富士フイルム:できるだけ早く提訴-米ゼロックス買収合意破棄で

  • ゼロックス取締役会から条件変更の申し出あれば「検討する」
  • 訴訟による買収計画の遅れ、「時間的な制約は受けていない」
ゼロックスが富士フイルムによる買収合意を破棄

富士フイルムホールディングス(HD)は18日に都内で会見し、米ゼロックスが富士フHDとの買収合意を破棄したことを巡り、訴訟を通じて買収の実現を目指す意向を示した。ゼロックス取締役会から条件変更の提案があった場合には検討する考えも明らかにした。

  助野健児社長は両社の取締役会で全会一致で決まった法的拘束力のある契約を一方的に破るのはおかしいと批判し、「できるだけ早く訴訟を起こしていく」考えを表明した。両社が結んだ契約は現在も有効であるため、法廷や株主に対して「正当性を粛々と訴えていく」と述べた。

  訴訟で買収計画に遅れが生じる可能性については「時間的な制約を受けているわけではない。いつまでにまとめるというよりもしっかり主張していくことが大事」と語った。買収を主導している古森重隆会長はこの会見に出席しなかった。

  ゼロックスは13日、富士フHDが富士ゼロックスの監査済み財務諸表を期限までに提供しなかったことなどを理由に契約の打ち切りを発表。アクティビスト(物言う株主)のカール・アイカーン、ダーウィン・ディーソンと和解し、ゼロックスのジェフリー・ジェイコブソン最高経営責任者(CEO)らが他の取締役数人と共に退任することも明らかにした。

  こうした動きを受けて、同社ではジョン・ビセンティン氏がCEOに就任し、副会長を兼務する。会長にはアイカーン・エンタープライゼズのキース・コザCEOが就く。ゼロックスは年次株主総会を7月31日に開くことを予定している。

買収の条件

  アイカーン氏らは買収計画の阻止を働き掛けており、ディーソン氏は2月に「株主の利益を犠牲にした」としてゼロックスを提訴していた。ただ、1株当たり現金40ドル以上に引き上げられれば買収提案を検討する意向も示していた。

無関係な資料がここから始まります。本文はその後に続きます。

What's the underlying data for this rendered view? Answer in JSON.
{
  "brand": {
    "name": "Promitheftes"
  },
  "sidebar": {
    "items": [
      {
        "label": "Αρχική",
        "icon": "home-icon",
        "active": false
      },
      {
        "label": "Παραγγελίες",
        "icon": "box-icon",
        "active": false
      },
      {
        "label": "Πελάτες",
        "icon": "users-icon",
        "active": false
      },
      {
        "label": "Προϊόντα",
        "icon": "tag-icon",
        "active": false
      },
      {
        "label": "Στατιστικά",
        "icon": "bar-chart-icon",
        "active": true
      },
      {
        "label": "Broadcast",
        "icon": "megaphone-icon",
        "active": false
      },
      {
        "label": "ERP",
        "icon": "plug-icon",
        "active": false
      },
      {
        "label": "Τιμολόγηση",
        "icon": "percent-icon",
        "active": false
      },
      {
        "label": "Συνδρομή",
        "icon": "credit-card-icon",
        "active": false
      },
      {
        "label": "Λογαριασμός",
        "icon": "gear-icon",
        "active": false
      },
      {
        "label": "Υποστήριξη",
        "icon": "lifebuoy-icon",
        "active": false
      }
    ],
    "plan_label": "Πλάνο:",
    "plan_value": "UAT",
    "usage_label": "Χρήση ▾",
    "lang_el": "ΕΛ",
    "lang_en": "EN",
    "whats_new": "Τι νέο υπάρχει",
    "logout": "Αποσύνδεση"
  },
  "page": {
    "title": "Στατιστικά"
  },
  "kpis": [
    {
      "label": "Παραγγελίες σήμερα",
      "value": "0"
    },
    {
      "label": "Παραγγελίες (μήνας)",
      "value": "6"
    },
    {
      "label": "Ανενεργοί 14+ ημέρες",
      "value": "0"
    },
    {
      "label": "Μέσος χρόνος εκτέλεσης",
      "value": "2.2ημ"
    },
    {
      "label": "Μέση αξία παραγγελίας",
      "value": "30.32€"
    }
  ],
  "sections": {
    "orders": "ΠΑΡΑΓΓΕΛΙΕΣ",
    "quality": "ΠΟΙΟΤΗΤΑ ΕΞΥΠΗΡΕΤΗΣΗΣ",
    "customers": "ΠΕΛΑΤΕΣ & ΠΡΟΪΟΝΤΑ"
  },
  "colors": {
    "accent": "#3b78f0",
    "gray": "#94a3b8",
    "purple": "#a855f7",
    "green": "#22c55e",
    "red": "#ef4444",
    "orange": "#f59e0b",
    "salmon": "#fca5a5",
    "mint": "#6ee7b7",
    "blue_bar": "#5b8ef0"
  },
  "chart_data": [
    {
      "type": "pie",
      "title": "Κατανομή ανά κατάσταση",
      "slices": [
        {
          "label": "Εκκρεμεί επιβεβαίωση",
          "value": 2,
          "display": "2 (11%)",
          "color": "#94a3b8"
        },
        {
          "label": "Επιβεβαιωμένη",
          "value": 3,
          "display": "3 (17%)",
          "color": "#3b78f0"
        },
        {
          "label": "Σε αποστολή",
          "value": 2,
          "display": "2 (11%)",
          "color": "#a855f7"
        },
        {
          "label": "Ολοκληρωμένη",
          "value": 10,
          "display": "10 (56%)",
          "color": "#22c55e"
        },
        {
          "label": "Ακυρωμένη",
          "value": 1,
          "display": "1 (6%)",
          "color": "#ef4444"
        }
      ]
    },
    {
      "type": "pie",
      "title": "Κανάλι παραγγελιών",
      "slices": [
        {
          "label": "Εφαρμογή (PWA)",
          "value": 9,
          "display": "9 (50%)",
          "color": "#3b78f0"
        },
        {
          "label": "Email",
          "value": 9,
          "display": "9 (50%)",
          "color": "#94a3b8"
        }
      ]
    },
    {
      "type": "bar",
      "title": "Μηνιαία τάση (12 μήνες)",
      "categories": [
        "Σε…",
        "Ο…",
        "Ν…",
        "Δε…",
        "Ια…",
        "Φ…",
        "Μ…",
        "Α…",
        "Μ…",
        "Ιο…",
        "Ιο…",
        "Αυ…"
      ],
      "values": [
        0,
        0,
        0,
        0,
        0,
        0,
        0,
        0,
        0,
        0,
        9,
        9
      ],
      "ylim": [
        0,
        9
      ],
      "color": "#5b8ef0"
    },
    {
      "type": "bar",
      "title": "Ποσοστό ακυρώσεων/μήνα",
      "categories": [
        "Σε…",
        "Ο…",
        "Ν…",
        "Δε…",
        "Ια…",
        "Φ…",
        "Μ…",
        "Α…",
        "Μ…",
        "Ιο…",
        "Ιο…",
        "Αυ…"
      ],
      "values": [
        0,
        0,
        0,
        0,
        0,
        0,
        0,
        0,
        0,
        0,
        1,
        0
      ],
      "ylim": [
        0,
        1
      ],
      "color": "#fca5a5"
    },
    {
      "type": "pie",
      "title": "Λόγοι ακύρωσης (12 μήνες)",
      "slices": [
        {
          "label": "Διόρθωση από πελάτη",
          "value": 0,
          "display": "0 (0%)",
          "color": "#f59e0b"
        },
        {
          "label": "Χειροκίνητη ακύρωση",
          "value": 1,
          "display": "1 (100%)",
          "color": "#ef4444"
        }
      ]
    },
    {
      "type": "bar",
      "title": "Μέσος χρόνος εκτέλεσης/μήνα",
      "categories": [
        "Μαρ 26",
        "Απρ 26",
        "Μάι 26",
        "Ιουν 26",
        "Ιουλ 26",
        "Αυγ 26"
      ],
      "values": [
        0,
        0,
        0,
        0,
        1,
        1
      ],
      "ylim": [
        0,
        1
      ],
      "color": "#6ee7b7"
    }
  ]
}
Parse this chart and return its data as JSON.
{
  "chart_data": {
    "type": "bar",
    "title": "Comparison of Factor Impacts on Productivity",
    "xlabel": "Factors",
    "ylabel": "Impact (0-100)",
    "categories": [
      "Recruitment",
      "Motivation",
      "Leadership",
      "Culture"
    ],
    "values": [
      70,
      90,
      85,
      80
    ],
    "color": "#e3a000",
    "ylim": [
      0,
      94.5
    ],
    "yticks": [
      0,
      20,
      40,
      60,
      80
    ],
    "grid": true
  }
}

  これに対し、助野氏は「一部株主の提案にすぎない」と否定的な考えを示した。一方で、ゼロックス取締役会から正式な条件変更の申し出があれば、「はねつける必要はない。将来にプラスになるなら検討する」と語った。

  SMBC日興証券の桂竜輔シニアアナリストは14日付リポートで、40ドル以上の要求であれば総額101億8800万ドル(約1兆1300億円)を超えることとなり、富士フHDのネットキャッシュを上回ると指摘。「衰退業界で減収傾向が続いている企業の価値としては割高」と評し、受け入れた場合は富士フHDの企業価値を毀損(きそん)すると分析した。

  助野社長はまた「15%という少数株主が指名した取締役が支配する取締役会によって、ゼロックスの全ての株主が統合の価値を判断する機会が奪われるなら残念」と発言。「残り85%の株主の考えをくみながら、われわれの提案がゼロックスの将来にとってベストだと訴えていく」と話した。

  富士フHDは1月、ゼロックスの株式50.1%を取得して富士ゼロックスと経営統合することで合意したと発表。富士フHD子会社の富士ゼロックスが海外展開できる地域が、ゼロックスとの関係でアジアやオーストラリアなどに制限されており、買収を通じて制限を撤廃する狙いだった。